John Silber, one of higher education’s straight talkers and past president of Boston University, recently explained why the cost of college has so outpaced the rise in the cost of living. "Professors don't want to teach," he said. "If we had every teacher teaching at least two classes at BU, we could reduce tuition." Where once professors were seen as wise father figures, they now tend to be perceived as remote and shadowy "information dispensers", who deliver their lectures and scurry off to their offices. This is new and undoubtedly results from the pressures to publish, pressures exerted by college administrators in the hunt for ratings. The sea change in Academe has radically affected the connective tissue between students and faculty. My three offspring, who among them logged 12 years of higher education, report never having a sustained conversation with one of their professors and were only briefly in their offices to drop off or pick up a course paper. Perhaps that was a blessing.

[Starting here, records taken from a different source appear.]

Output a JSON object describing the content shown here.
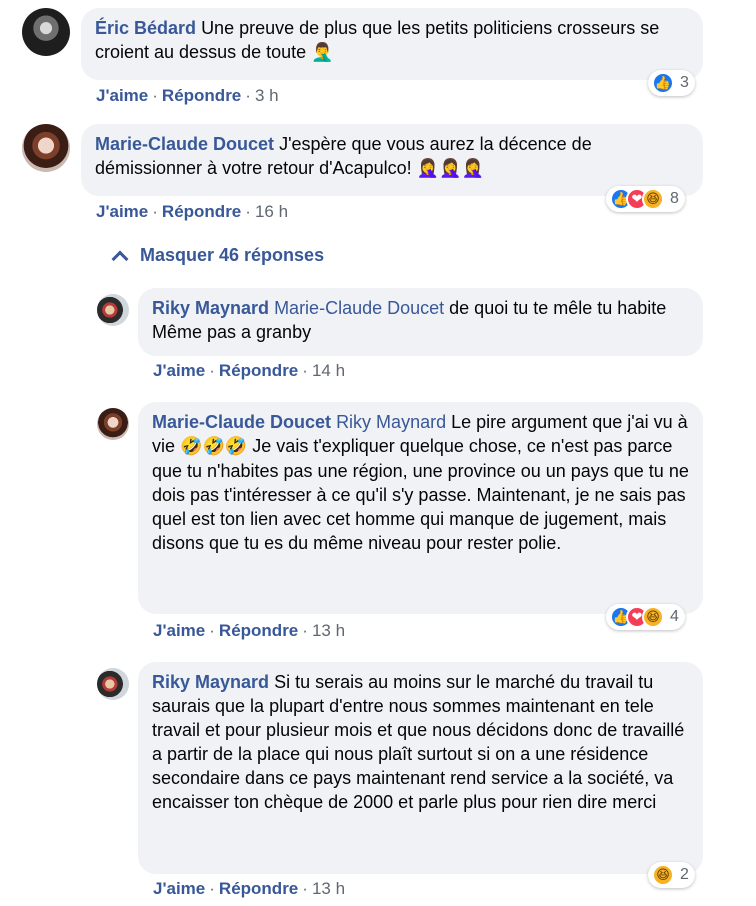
{
  "comments": [
    {
      "author": "Éric Bédard",
      "text": "Une preuve de plus que les petits politiciens crosseurs se croient au dessus de toute",
      "emoji": "🤦‍♂️",
      "like_label": "J'aime",
      "reply_label": "Répondre",
      "time": "3 h",
      "reaction_count": "3"
    },
    {
      "author": "Marie-Claude Doucet",
      "text": "J'espère que vous aurez la décence de démissionner à votre retour d'Acapulco!",
      "emoji": "🤦‍♀️🤦‍♀️🤦‍♀️",
      "like_label": "J'aime",
      "reply_label": "Répondre",
      "time": "16 h",
      "reaction_count": "8"
    }
  ],
  "replies_toggle": "Masquer 46 réponses",
  "replies": [
    {
      "author": "Riky Maynard",
      "mention": "Marie-Claude Doucet",
      "text": "de quoi tu te mêle tu habite Même pas a granby",
      "like_label": "J'aime",
      "reply_label": "Répondre",
      "time": "14 h"
    },
    {
      "author": "Marie-Claude Doucet",
      "mention": "Riky Maynard",
      "text_a": "Le pire argument que j'ai vu à vie",
      "emoji": "🤣🤣🤣",
      "text_b": "Je vais t'expliquer quelque chose, ce n'est pas parce que tu n'habites pas une région, une province ou un pays que tu ne dois pas t'intéresser à ce qu'il s'y passe. Maintenant, je ne sais pas quel est ton lien avec cet homme qui manque de jugement, mais disons que tu es du même niveau pour rester polie.",
      "like_label": "J'aime",
      "reply_label": "Répondre",
      "time": "13 h",
      "reaction_count": "4"
    },
    {
      "author": "Riky Maynard",
      "text": "Si tu serais au moins sur le marché du travail tu saurais que la plupart d'entre nous sommes maintenant en tele travail et pour plusieur mois et que nous décidons donc de travaillé a partir de la place qui nous plaît surtout si on a une résidence secondaire dans ce pays maintenant rend service a la société, va encaisser ton chèque de 2000 et parle plus pour rien dire merci",
      "like_label": "J'aime",
      "reply_label": "Répondre",
      "time": "13 h",
      "reaction_count": "2"
    }
  ],
  "icons": {
    "like": "👍",
    "love": "❤",
    "haha": "😆"
  }
}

What is happening to American undergraduate education is eerily similar to what happened to the US automotive industry. Not too many years ago, the Big Three automakers ruled the world like Titans. But gradually, they became fat and sassy, ignoring quality and craftsmanship and focusing on fashion, chrome and fins. They didn’t think their loyal customers would abandon them for those smaller, cheaper and sturdier imports from "over there".
American higher education, once considered our national jewel, is in danger of following the fate of other over-built industries. Already pragmatic voices are being raised about its value. "Why go deep into debt for an education that can be gleaned from so many other sources?" If it is acquiring the world’s knowledge, most public libraries have full courses of study on tapes and discs, taught by some of the world’s great teachers. The internet is an endless information dispenser. On the other hand, if it is four years of low stress, good times one is looking for, surely there are less expensive ways of achieving that goal.
While in the world of work college degree holders still have a substantial salary edge, will this last? Increasingly, employers are much less interested in "where you went to school?" and much more in "what can you do to fatten my bottom line?"
Emeritus Professor Kevin Ryan founded the Center for the Advancement of Ethics and Character at Boston University. He has written and edited 20 books. He has appeared recently on CBS's "This Morning", ABC's "Good Morning America", "The O’Reilly Factor", CNN and the Public Broadcasting System speaking on character education.